Altruismus und Kalkül lassen sich bei solchen «Freundschaftsdiensten» nicht immer auseinanderhalten. Kurz vor der Abreise der ersten Engelberger Mönche in die USA im Frühling 1873 schrieb Adelrich B.-Koch an seinen Cousin Adelrich B.-von Sarnthein in New York: «In wenigen Wochen […] erhalten Sie Besuch von 2 Patres Benediktinern aus Engelberg P. Frowin Conrad und P. Adelhelm, die nach America auswandern eine Filiale […] zu stiften. Abt Marty […] hat den Gedanken zur Reise gefördert. P. Frowin Conrad ist der Bruder des Einsiedler Pater Ignaz Conrad [später erster Abt der Abtei Subiaco in Arkansas], Latein Prof. u. besonders Protektor und Lehrer von Nicolaus u. Carli [zwei Neffen von Adelrich B.-Koch, damals an der Stiftsschule Einsiedeln]. […] Erstens ist die ganze Familie Conrad sehr achtenswerth u. mir nahestehend, wichtiger: ist P. Frowin sehr fähig, beliebt, gewandt […] u. wird sonder Zweifel bald Abt u. ist mir sehr gewogen.

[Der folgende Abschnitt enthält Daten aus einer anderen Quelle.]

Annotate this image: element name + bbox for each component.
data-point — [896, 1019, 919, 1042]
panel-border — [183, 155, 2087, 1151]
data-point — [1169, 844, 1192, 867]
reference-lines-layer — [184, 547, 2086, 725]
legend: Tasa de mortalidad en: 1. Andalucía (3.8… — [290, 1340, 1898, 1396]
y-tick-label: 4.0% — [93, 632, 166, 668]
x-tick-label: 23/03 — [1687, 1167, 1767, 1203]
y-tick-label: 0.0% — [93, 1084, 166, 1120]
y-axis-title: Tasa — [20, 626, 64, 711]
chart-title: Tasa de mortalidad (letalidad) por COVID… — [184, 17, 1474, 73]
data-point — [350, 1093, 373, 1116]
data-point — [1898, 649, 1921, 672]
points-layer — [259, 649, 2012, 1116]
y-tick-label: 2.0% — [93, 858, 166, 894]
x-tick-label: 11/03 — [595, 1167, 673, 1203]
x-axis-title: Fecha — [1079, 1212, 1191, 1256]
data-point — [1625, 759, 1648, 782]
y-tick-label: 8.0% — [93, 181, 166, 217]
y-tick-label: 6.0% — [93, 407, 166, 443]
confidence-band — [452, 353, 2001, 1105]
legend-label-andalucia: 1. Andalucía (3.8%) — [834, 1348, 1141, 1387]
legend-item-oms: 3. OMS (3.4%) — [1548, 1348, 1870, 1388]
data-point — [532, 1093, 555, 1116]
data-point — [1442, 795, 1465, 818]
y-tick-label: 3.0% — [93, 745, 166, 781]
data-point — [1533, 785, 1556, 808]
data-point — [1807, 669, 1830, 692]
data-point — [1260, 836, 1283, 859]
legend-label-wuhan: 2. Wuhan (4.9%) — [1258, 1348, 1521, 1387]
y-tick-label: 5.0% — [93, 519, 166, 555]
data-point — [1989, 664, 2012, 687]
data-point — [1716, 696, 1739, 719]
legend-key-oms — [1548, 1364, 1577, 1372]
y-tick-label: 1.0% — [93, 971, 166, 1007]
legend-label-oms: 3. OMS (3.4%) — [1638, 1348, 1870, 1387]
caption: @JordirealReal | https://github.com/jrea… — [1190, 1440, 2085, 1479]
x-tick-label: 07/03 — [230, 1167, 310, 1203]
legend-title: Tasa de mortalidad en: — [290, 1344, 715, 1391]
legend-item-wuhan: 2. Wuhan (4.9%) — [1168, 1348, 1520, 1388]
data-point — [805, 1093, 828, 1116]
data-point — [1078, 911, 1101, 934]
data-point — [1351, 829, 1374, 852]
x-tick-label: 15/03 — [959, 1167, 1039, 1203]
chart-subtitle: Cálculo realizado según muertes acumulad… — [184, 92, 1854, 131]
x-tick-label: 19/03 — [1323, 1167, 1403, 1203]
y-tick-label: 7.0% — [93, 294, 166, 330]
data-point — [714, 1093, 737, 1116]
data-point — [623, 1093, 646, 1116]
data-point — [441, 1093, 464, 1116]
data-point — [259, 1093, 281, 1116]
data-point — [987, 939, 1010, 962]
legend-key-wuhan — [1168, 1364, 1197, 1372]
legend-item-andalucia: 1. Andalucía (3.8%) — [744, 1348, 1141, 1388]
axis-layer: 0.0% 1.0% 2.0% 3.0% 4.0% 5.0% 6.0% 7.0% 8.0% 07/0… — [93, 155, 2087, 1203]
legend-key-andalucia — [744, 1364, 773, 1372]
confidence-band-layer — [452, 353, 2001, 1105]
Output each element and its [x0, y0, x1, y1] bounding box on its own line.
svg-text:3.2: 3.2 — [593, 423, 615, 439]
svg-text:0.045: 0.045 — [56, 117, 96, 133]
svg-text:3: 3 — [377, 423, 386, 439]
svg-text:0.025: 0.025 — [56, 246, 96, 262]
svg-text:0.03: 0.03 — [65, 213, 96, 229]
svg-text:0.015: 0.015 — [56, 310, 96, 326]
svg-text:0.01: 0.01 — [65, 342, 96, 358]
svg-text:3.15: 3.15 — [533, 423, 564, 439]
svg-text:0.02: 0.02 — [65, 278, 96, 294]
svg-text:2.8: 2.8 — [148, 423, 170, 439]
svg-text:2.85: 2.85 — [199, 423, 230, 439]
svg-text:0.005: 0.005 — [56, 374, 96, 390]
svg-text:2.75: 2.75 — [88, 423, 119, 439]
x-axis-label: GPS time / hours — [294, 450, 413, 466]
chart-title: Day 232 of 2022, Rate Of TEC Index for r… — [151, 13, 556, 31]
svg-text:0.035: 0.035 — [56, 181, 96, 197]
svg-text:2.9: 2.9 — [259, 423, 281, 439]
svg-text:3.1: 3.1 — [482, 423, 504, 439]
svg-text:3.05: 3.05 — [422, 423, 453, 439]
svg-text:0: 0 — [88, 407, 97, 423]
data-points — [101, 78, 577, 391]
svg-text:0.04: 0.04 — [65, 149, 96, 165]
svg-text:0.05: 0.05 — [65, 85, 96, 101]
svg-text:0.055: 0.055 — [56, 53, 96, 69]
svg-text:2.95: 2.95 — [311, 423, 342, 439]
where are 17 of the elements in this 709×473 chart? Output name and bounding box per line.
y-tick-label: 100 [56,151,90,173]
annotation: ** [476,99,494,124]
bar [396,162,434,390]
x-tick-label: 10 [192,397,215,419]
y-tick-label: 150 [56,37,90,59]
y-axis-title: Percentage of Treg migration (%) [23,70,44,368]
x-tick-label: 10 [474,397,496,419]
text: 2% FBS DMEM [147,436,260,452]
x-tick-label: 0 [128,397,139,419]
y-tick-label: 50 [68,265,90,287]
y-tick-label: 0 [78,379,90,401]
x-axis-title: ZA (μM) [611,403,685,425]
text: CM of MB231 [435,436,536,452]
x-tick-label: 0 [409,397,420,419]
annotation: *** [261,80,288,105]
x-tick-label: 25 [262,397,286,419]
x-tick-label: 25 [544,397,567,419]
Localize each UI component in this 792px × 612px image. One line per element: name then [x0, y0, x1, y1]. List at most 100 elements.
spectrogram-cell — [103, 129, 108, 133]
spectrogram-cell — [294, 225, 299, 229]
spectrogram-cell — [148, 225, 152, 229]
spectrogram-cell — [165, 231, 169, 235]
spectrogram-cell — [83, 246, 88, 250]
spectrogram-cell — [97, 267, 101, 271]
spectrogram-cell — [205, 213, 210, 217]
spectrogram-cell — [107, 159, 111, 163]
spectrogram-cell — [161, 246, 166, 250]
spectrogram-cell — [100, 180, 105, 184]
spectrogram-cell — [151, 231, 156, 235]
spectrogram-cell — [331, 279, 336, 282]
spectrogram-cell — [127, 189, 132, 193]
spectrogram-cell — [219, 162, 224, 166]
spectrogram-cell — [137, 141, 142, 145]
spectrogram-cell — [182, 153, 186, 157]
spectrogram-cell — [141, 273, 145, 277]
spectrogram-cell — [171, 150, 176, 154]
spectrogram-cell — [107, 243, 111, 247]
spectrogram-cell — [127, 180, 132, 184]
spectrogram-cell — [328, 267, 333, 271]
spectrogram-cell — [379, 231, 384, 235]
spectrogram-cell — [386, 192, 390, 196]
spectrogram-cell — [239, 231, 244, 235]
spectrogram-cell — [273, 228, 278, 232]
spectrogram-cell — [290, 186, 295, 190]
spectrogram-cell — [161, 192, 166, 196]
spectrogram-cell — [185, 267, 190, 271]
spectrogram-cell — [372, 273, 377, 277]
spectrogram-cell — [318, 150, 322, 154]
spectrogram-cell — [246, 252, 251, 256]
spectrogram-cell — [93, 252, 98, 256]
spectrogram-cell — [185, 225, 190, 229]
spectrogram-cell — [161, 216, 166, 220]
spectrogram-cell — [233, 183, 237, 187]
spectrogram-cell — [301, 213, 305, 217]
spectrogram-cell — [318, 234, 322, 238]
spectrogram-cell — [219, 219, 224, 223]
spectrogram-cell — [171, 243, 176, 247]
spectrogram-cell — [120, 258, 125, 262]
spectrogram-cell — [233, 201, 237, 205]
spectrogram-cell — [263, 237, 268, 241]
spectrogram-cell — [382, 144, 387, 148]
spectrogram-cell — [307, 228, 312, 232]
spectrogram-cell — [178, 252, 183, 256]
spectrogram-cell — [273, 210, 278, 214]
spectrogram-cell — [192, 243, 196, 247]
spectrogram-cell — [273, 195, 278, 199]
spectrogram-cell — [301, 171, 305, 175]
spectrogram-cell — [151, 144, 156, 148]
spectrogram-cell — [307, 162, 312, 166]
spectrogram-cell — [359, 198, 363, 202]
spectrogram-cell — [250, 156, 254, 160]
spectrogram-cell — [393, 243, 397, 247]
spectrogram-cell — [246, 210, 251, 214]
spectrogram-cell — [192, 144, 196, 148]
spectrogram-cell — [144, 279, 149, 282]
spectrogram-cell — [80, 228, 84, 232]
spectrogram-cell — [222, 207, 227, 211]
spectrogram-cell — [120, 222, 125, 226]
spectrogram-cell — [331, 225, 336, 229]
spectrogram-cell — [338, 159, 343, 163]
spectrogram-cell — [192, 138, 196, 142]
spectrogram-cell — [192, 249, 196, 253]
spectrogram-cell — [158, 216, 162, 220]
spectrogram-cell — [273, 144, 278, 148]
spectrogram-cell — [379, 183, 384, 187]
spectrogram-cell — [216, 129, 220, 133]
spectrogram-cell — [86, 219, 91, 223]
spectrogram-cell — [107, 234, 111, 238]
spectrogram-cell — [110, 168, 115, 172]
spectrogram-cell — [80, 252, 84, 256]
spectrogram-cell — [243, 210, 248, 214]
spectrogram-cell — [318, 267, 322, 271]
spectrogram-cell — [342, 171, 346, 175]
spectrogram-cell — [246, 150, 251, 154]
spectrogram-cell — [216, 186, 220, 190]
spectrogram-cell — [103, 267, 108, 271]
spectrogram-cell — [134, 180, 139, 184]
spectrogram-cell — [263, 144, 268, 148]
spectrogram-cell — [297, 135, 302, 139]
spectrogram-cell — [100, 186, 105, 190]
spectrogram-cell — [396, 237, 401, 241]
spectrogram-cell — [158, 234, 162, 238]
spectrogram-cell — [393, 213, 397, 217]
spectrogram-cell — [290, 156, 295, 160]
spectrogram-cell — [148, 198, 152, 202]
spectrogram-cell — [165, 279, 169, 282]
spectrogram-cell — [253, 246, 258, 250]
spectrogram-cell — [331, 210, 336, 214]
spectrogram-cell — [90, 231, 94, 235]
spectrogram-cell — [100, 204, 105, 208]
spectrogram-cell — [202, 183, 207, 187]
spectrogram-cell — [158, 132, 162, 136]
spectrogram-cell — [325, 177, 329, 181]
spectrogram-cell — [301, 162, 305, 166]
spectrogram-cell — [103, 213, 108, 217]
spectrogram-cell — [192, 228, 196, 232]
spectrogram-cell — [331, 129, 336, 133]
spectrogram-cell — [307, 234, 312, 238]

Wenn wir uns so weit durch beste familiale u. geschäftlich freundliche Aufnahme warm empfehlen, thun wir es mit Herz u. mit Berufung, aus Gewogenheit u. um diese Schöpfung von Anfang an sich geneigt zu machen.»291

Nicht alle Bekannten durften mit einer «familialen Aufnahme» rechnen. Ein paar Jahre früher hiess es über einige ehemalige Angestellte in Einsiedeln, die beabsichtigten, in die USA auszuwandern: «Lasst sie zappeln u. stellt sie nicht an. Vielleicht einige Jahre unter fremden Leuten macht den beiden die Einsiedler-Prinzipale besser erscheinen, als wenn man nichts sah u. nur stets unsere neidische Wirthshaus- u. Beamten-Schimpfereien einathmete.»292 Der soziale Raum über den Atlantik hinweg hatte für einige Auswanderer auch seine Kehrseite, insofern in ihm auch Konfliktverhältnisse und soziale Randständigkeit reproduziert werden konnten.

Die Filialgründungen folgten der Logik des Markts, ein missionarischer Eifer ist in den Quellen aber nicht greifbar. Halten wir deshalb zum Schluss fest: Religiosität spielt sich nie in einem luftleeren Raum ab, sondern muss im Wechselspiel mit Wirtschaft und Gesellschaft betrachtet werden. Mit ihrem von rationalen, kapitalistischen Strategien geprägten verlegerischen Wirken trug die Firma Benziger dazu bei, den Katholizismus in den USA zu etablieren, auch wenn dies nicht die primäre intrinsische Motivation für den Schritt nach Amerika gewesen sein mag. Verlagshäuser wie Benziger haben Millionen von Katholiken und Tausende von Pfarreien, Kirchen, Vereinen, Schulen und Bibliotheken mit den für die religiöse Andacht und Erziehung nötigen materiellen Kulturgütern versorgt. Kapitalistisches Handeln und religiöse Überzeugung schlossen sich dabei keineswegs aus. Dass in der überlieferten Geschäftskorrespondenz konkrete, zahlengetriebene Massnahmen gegenüber Reflexionen über religiöse Gesinnungen bei Weitem überwiegen, liegt in der Natur der Sache. Der Firma Benziger und ihren Verlegern war eine klare katholische Gesinnung so tief inkulturiert, dass sie sich darüber in ihrer Korrespondenz nicht auszutauschen brauchten.